WS1

WS1

Friday, September 20, 2013

TRADE DATE + ? SETTLEMENT


The greater the number of days between trade and settlement dates the greater the risk of failure and higher costs to industry participants

It appears that the global industry has chosen Trade Date + 2 (TD+2) as the new standard for trade settlement. Does this make sense in 2013? I don’t believe so….The standard should be trade and settlement the same day (TD+0).

Why does it take longer than a day to settle a trade? Most trades are executed in automated markets. Today there are central securities depositories, so physical certificates don’t move as they once did in the “old days”. And investors wire funds on a same day basis to, or maintain balances with their, brokers to effect settlement. So, why do we need more than a day to settle a trade?
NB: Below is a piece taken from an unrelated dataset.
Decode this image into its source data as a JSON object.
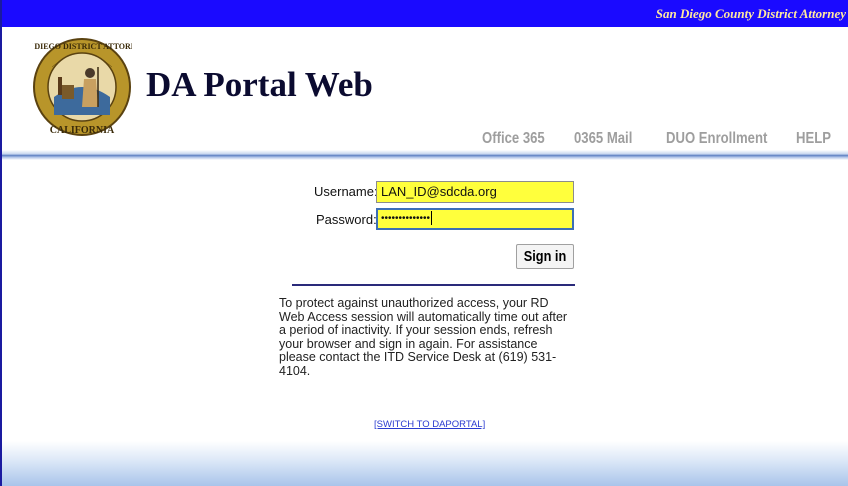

I appreciate that the migration to TD+0 will greatly impact investors, operations, industry infrastructure and technology organizations. But it is time for the global industry to admit that each incremental reduction introduce risks and doesn’t really deliver the benefits that TD+0 will.

Any reduction in the time between trade and settlement requires global coordination to avoid havoc for investors and industry infrastructure organizations. It seems that it is simpler to do this once and limit the inherent risks from multiple reduction cycles.

In addition, all participants will need time to plan and implement the operational and technology changes to support the new schedule. This includes investors, brokers, banks, custodians, prime brokers, central securities depositories, clearing corporations and the regulators.

What are your thoughts about this?

Agree….or ….. disagree – why?
 
              Is there a better way?